As a reference from the 1960s and 1970s, there is also the work of Father Caron (1971) on the Xikrin Indians, written in the form of a diary, a register of his missionary work during the period from 1964 to 1970. In addition, there are notes by Protásio Frickel containing plans and details on the construction of the Xikrin house, made at the time of contact, as well as descriptions of the equipment and subsistence techniques used by the group. Horace Banner, in an article published in 1961 in the Boletim do Museu Paraense Emílio Goeldi, describes the life of the Xikrin in their camp site and their relations with the regional population.

In 1991, Isabelle Giannini wrote her M.Phil. dissertation entitled A ave resgatada: a impossibilidade da leveza do ser, cujo foco centrou-se no estudo da etnoclassificação da avifauna pelos Xikrin do Cateté e do simbolismo das aves nos vários campos da vida social em que são significativas. whose focus centred on the study of the ethnoclassification of the bird life by the Cateté Xikrin and the symbolism of birds in the various field of social life in which they are meaningful. In 2000, Fabíola Andéas da Silva presented a doctoral thesis entitled As tecnologias e seus significados: um estudo da cerâmica Assurini do Xingu e da cestaria dos Kayapó Xikrin sob uma perspectiva etno-arqueológica. The author seeks to demonstrate that the productive processes in Xikrin material culture are not just an indicator of the adaptability or efficiency of humans in solving problems deriving from their relationship with the material world, but also a social construction.

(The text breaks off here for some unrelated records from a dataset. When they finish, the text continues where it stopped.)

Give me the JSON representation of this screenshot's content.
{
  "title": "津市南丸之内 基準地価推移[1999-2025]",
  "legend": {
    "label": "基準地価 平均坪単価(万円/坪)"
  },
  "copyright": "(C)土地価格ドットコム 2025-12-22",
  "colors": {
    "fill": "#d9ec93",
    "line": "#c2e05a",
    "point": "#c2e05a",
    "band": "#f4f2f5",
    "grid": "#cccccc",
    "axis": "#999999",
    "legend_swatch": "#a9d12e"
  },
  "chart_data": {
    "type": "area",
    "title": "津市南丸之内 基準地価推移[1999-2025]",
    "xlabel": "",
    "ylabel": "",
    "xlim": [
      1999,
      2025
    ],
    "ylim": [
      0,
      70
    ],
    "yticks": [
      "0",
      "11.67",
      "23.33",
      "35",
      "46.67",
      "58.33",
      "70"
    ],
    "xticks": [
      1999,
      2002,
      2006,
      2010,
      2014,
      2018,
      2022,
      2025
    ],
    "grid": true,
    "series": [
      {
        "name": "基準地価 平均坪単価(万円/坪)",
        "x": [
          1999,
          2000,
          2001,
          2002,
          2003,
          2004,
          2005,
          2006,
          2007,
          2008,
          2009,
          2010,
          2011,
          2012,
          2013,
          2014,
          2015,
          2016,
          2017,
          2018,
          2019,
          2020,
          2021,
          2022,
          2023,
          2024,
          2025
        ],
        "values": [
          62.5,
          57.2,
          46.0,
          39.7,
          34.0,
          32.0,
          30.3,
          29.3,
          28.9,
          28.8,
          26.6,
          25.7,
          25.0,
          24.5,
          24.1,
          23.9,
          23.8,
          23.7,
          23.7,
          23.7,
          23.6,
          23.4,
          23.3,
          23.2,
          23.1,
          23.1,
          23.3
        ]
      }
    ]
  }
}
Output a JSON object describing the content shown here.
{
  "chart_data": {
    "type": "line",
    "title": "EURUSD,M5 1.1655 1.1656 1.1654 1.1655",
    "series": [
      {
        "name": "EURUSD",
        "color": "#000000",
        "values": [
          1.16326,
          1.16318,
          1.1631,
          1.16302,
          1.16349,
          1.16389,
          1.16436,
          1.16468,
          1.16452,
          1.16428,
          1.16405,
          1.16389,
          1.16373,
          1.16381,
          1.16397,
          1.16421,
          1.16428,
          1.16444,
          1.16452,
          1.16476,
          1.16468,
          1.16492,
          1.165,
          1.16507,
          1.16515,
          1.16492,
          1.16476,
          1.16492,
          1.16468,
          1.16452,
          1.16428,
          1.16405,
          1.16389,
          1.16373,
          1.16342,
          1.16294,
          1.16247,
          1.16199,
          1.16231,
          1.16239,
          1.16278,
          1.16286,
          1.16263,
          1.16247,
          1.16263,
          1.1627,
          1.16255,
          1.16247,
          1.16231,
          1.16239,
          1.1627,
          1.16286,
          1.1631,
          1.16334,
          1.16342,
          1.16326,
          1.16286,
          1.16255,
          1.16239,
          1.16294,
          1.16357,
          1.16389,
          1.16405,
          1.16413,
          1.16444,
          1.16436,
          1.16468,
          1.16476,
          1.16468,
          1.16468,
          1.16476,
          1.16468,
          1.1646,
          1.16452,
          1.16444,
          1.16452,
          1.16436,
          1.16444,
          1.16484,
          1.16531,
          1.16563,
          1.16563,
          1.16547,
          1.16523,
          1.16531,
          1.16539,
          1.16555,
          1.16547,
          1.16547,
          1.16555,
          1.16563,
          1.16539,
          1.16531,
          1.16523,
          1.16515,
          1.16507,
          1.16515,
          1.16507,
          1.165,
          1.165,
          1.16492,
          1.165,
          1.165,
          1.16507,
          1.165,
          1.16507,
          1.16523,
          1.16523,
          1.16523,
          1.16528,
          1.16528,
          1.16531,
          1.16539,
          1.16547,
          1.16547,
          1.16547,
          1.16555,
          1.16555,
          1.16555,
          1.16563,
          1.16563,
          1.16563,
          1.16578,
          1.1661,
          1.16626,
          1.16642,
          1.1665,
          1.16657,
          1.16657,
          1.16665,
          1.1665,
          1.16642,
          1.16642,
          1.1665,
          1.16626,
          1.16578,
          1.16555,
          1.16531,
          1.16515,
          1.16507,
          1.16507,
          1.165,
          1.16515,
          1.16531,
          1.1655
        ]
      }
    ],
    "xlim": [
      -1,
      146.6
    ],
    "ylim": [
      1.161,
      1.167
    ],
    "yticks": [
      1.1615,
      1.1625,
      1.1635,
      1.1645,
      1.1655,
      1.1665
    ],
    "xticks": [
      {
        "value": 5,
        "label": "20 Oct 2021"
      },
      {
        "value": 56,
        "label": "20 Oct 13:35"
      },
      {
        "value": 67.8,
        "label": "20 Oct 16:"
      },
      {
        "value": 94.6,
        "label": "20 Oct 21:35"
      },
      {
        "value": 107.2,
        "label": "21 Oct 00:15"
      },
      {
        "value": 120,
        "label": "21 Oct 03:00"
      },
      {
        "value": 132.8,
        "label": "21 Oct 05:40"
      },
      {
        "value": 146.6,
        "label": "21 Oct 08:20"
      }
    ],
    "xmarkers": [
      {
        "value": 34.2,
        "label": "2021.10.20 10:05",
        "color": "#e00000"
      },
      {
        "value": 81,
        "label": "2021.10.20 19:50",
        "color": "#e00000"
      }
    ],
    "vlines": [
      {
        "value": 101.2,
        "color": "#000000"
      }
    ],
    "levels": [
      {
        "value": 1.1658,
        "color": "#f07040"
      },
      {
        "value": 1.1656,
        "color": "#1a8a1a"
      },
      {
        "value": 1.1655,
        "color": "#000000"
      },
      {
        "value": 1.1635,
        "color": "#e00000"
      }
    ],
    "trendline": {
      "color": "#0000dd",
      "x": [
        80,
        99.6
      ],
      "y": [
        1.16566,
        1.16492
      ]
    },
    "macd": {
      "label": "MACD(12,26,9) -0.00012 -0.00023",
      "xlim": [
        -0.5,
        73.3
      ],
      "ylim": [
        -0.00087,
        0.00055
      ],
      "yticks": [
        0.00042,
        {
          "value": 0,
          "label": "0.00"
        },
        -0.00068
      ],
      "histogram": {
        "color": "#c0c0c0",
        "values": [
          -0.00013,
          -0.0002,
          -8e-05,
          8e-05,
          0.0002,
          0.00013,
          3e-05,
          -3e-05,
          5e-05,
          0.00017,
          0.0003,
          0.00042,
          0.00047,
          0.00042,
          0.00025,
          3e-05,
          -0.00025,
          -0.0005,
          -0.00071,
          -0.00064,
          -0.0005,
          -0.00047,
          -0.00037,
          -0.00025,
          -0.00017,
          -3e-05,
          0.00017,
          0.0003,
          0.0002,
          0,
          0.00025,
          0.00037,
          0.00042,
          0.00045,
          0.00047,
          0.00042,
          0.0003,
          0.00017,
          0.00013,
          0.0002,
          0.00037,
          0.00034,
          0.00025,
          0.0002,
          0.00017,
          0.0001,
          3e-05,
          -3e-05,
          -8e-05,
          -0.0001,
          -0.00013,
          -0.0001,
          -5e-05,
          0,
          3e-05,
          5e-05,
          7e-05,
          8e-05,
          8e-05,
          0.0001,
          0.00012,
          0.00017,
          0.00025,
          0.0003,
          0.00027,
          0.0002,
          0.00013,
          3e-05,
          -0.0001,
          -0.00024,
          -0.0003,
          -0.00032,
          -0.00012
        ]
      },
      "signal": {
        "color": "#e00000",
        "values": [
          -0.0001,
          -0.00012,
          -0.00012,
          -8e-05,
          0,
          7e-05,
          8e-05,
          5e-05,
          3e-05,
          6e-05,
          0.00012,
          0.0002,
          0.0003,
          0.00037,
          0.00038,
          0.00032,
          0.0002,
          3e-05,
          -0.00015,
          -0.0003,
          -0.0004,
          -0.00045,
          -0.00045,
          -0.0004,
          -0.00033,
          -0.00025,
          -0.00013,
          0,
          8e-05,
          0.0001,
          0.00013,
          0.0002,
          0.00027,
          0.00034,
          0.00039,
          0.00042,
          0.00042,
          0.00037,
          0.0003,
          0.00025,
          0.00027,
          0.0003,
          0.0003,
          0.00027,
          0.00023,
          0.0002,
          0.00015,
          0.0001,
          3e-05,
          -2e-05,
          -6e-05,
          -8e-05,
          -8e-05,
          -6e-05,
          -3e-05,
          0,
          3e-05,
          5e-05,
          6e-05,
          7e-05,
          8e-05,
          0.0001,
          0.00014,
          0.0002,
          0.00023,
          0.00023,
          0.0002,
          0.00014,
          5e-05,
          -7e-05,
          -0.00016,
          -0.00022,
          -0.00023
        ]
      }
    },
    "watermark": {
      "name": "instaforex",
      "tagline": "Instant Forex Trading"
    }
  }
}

In articles published in Povos Indígenas no Brasil (1991/1995 e 1996/2000), Giannini approaches more contemporary questions concerning the predatory and illegal model of timber extraction and the defence of sustainable management by the Xikrin of the Cateté. The same publications contain articles on timber exploration and mineral extraction in the Xikrin do Bacajá indigenous area, written by the anthropologist William Fisher. The author completed a dissertation in 1991, Dualism and its discontents: social organization na village fissioning among the Xikrin Kayapó of Central-Brazil, and in 2000 published the book Rainforest exchanges: industry and community on amazonian frontier. The latter studies the relations between the Bacajá Xikrin society and their environment. Clarice Cohn in her recent M.Phil. dissertation A criança indígena: a concepção Xikrin de infância e aprendizado investigates the way in which the Bacajá Xikrin conceive infancy and learning. The study is based on a description of children’s experiences in daily life and rituals, as well as the occasions and modes of learning and teaching, in order to perceive their specificity.